Şekerler bal belişiminde öne çıkar; organik asitler (sitrik, laktik, fosforik…), vitaminler (C, B1, B2, B3, B5), folik asit, mineraller (fosfor, kalsiyum, magnezyum, silikon, demir, manganez, iyot, çinko, altın ve gümüş), esansiyel amino asitler, steroller, fosfolipidler, flavonoidler, polifenoller ve enzimler balın içeriğini oluşturur.
Balın 100 gramı ortalama olarak 307 kalori, 75.1 gram karbonhidrat, 0.4 gram protein, 2.4 miligram C vitamini, 47 miligram potasyum, 5 miligram kalsiyum ve 1.3 miligram demir içerir.
DOĞAL KORUYUCU
Bal, en çok antiseptik gücüyle bilinir. Vicuttaki yabancı hususlara karşı hamidir. Ayrıyeten balın yara merhemi olarak klasik popülaritesinin antimikrobiyal özelliklerinden kaynaklandığını artık anlayabiliyoruz. Yüksek şeker içeriği ve düşük pH, balın mikrobiyal büyümeyi engellediği manasına gelir.
Birçok farklı bal çeşidi ayrıyeten mikrobiyal ölümcül düzeylerde hidrojen peroksit üretir. Kimi çalışmalar, E. coli ve salmonella da dahil olmak üzere düzinelerce patojene karşı tesirli olduğunu göstermiştir Manuka balı üzere kimi bal tiplerinin, peptik ülserlerden sorumlu sindirim bakterileri olan staph ve H. pylori ile savaştığı gösterilmiştir.
CİLT SIHHATİ İÇİN HARİKA
Yumuşatıcı ve canlandırıcı özellikleri, balı birçok kozmetik ve hoşluk eseri için gerekli kılıyor. Bal, kuru ve yorgun cilde parlak bir görünüm kazandırarak çevresel nemi emebilir ve koruyabilir. Ek olarak nemlendirici tesiri, kollayıcı bir bariyer oluşturur ve cildin doğal nem kaybetmesini önler. Bal, ayrıyeten cildi yumuşatmaya yardımcı olur, tonik ve canlandırıcıdır.
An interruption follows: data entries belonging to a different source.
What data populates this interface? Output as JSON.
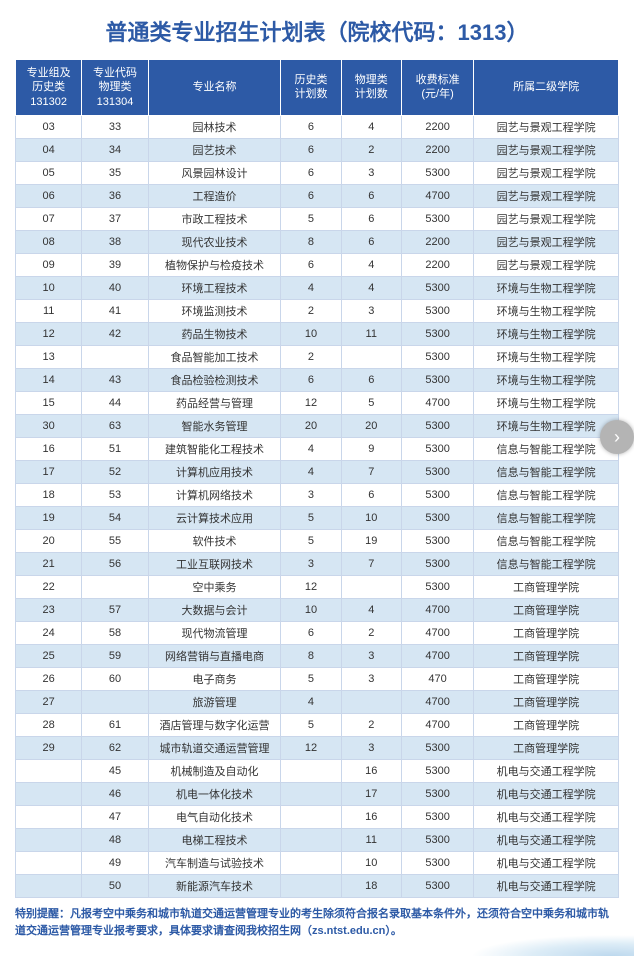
{
  "title": "普通类专业招生计划表（院校代码：1313）",
  "headers": [
    "专业组及\n历史类\n131302",
    "专业代码\n物理类\n131304",
    "专业名称",
    "历史类\n计划数",
    "物理类\n计划数",
    "收费标准\n(元/年)",
    "所属二级学院"
  ],
  "colWidths": [
    "11%",
    "11%",
    "22%",
    "10%",
    "10%",
    "12%",
    "24%"
  ],
  "rows": [
    [
      "03",
      "33",
      "园林技术",
      "6",
      "4",
      "2200",
      "园艺与景观工程学院"
    ],
    [
      "04",
      "34",
      "园艺技术",
      "6",
      "2",
      "2200",
      "园艺与景观工程学院"
    ],
    [
      "05",
      "35",
      "风景园林设计",
      "6",
      "3",
      "5300",
      "园艺与景观工程学院"
    ],
    [
      "06",
      "36",
      "工程造价",
      "6",
      "6",
      "4700",
      "园艺与景观工程学院"
    ],
    [
      "07",
      "37",
      "市政工程技术",
      "5",
      "6",
      "5300",
      "园艺与景观工程学院"
    ],
    [
      "08",
      "38",
      "现代农业技术",
      "8",
      "6",
      "2200",
      "园艺与景观工程学院"
    ],
    [
      "09",
      "39",
      "植物保护与检疫技术",
      "6",
      "4",
      "2200",
      "园艺与景观工程学院"
    ],
    [
      "10",
      "40",
      "环境工程技术",
      "4",
      "4",
      "5300",
      "环境与生物工程学院"
    ],
    [
      "11",
      "41",
      "环境监测技术",
      "2",
      "3",
      "5300",
      "环境与生物工程学院"
    ],
    [
      "12",
      "42",
      "药品生物技术",
      "10",
      "11",
      "5300",
      "环境与生物工程学院"
    ],
    [
      "13",
      "",
      "食品智能加工技术",
      "2",
      "",
      "5300",
      "环境与生物工程学院"
    ],
    [
      "14",
      "43",
      "食品检验检测技术",
      "6",
      "6",
      "5300",
      "环境与生物工程学院"
    ],
    [
      "15",
      "44",
      "药品经营与管理",
      "12",
      "5",
      "4700",
      "环境与生物工程学院"
    ],
    [
      "30",
      "63",
      "智能水务管理",
      "20",
      "20",
      "5300",
      "环境与生物工程学院"
    ],
    [
      "16",
      "51",
      "建筑智能化工程技术",
      "4",
      "9",
      "5300",
      "信息与智能工程学院"
    ],
    [
      "17",
      "52",
      "计算机应用技术",
      "4",
      "7",
      "5300",
      "信息与智能工程学院"
    ],
    [
      "18",
      "53",
      "计算机网络技术",
      "3",
      "6",
      "5300",
      "信息与智能工程学院"
    ],
    [
      "19",
      "54",
      "云计算技术应用",
      "5",
      "10",
      "5300",
      "信息与智能工程学院"
    ],
    [
      "20",
      "55",
      "软件技术",
      "5",
      "19",
      "5300",
      "信息与智能工程学院"
    ],
    [
      "21",
      "56",
      "工业互联网技术",
      "3",
      "7",
      "5300",
      "信息与智能工程学院"
    ],
    [
      "22",
      "",
      "空中乘务",
      "12",
      "",
      "5300",
      "工商管理学院"
    ],
    [
      "23",
      "57",
      "大数据与会计",
      "10",
      "4",
      "4700",
      "工商管理学院"
    ],
    [
      "24",
      "58",
      "现代物流管理",
      "6",
      "2",
      "4700",
      "工商管理学院"
    ],
    [
      "25",
      "59",
      "网络营销与直播电商",
      "8",
      "3",
      "4700",
      "工商管理学院"
    ],
    [
      "26",
      "60",
      "电子商务",
      "5",
      "3",
      "470",
      "工商管理学院"
    ],
    [
      "27",
      "",
      "旅游管理",
      "4",
      "",
      "4700",
      "工商管理学院"
    ],
    [
      "28",
      "61",
      "酒店管理与数字化运营",
      "5",
      "2",
      "4700",
      "工商管理学院"
    ],
    [
      "29",
      "62",
      "城市轨道交通运营管理",
      "12",
      "3",
      "5300",
      "工商管理学院"
    ],
    [
      "",
      "45",
      "机械制造及自动化",
      "",
      "16",
      "5300",
      "机电与交通工程学院"
    ],
    [
      "",
      "46",
      "机电一体化技术",
      "",
      "17",
      "5300",
      "机电与交通工程学院"
    ],
    [
      "",
      "47",
      "电气自动化技术",
      "",
      "16",
      "5300",
      "机电与交通工程学院"
    ],
    [
      "",
      "48",
      "电梯工程技术",
      "",
      "11",
      "5300",
      "机电与交通工程学院"
    ],
    [
      "",
      "49",
      "汽车制造与试验技术",
      "",
      "10",
      "5300",
      "机电与交通工程学院"
    ],
    [
      "",
      "50",
      "新能源汽车技术",
      "",
      "18",
      "5300",
      "机电与交通工程学院"
    ]
  ],
  "note": "特别提醒：凡报考空中乘务和城市轨道交通运营管理专业的考生除须符合报名录取基本条件外，还须符合空中乘务和城市轨道交通运营管理专业报考要求，具体要求请查阅我校招生网（zs.ntst.edu.cn）。",
  "arrowGlyph": "›"
}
Bal, kızarık, tahriş olmuş yahut kuru cildi süratle güzelleştirmeye yardımcı olur. Bal, epitel dokusunu onarıcıdır ve cildin erken yaşlanmasını önlemeye yardımcı olan tanınmış bir antioksidandır. Ciltteki küçük kusurları ve iltihapları düzgünleştirir ve temizleyici tesiri vardır.
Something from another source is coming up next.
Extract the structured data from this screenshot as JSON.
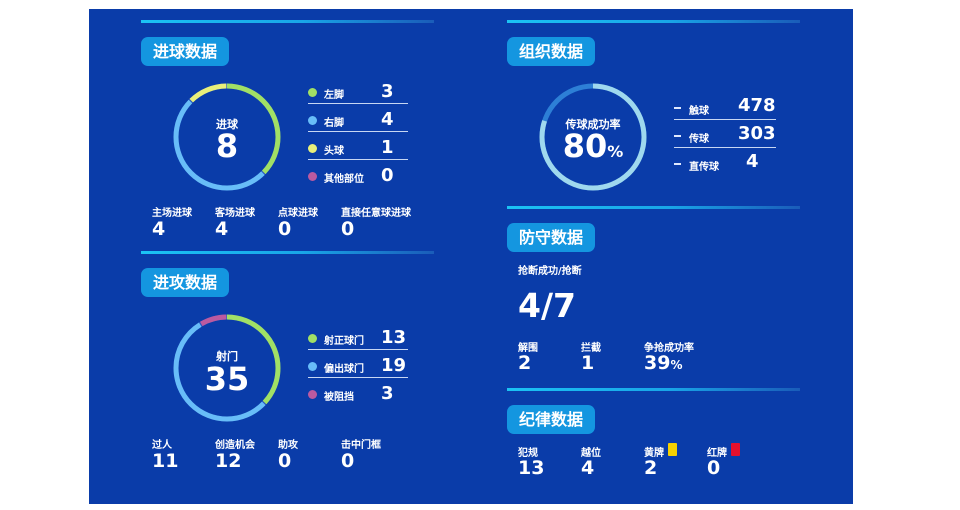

Şu anda bal, yüz kremleri, nemlendiriciler, el kremleri, maskeler, sabunlar, banyo jelleri, şampuanlar, losyonlar, dudak balsamlarının pek çok serisinde değerli bir kesimdir. İşlevlerinin genişliği ve tüm cilt tipleri için uygun olması, onu birebir vakitte çok çeşitli formüllerdeki faal bileşikler için harika bir tamamlayıcı yapar.
PREBİYOTİK ETKİ
Fruktooligosakkaritler, doğal kısa zincirli oligosakkarıtlerdir kimi bitkilerde ve balda bulunur. Bağırsak florasındaki muhakkak yararlı bakterilerin seçici olarak beslendiği ve büyümesini teşvik ettiği gösterilmiştir, bu nedenle prebiyotik bir tesire sahip oldukları düşünülmektedir. Tüketimi, prebiyotiklerin emilimini desteklemenin yanı sıra, sindirim sıhhatini ve minerallerin (özellikle kalsiyum) emilimini güzelleştirebilir.
ANTİOKSİDAN ETKİ
Modern toplumlar ve süratli hayat stilleri, bedenimizin hür radikal üretimini artıran stres, hastalıklar, hareketsiz hayat üslubu, yetersiz beslenme üzere bir dizi faktöre maruz kalmasına neden oluyor. Bu moleküller hücrelerimize ziyan verebilir ve kardiyovasküler hastalıklar, dejeneratif hastalıklar, yaşlanma ile ilgilidir.
Ancak antioksidan eserlerle beslenmek onları ortadan kaldırmaya ve bu rahatsızlıkları önlemeye yardımcı olabilir. Bal epeyce büyük bir antioksidan kaynağıdır.
Bileşiminde, bala bu antioksidan özelliği veren polifenolik bileşiklerin (esas olarak flavonoidler ve fenolik asitler) varlığı belirlenmiştir, ayrıyeten organik asitler, enzimler yahut amino asitler üzere öteki bileşenlere bağlanmıştır.
Ayrıca baldaki fruktoz, şeker hastaları tarafından en düzgün tolere edilen şeker olarak kabul edilir. Bu şekerin yüksek içeriği, balın alkol zehirlenmesi olan hastalarda alkol metabolizmasını hızlandırmak için kullanılmasını sağlar. Balın bir öbür farmakolojik özelliği de müshil gücüdür. Ayrıyeten rahatlatıcı ve tonik olarak kabul edilir ve birçok durumda soğuk algınlığı ile savaşmak için kullanılır.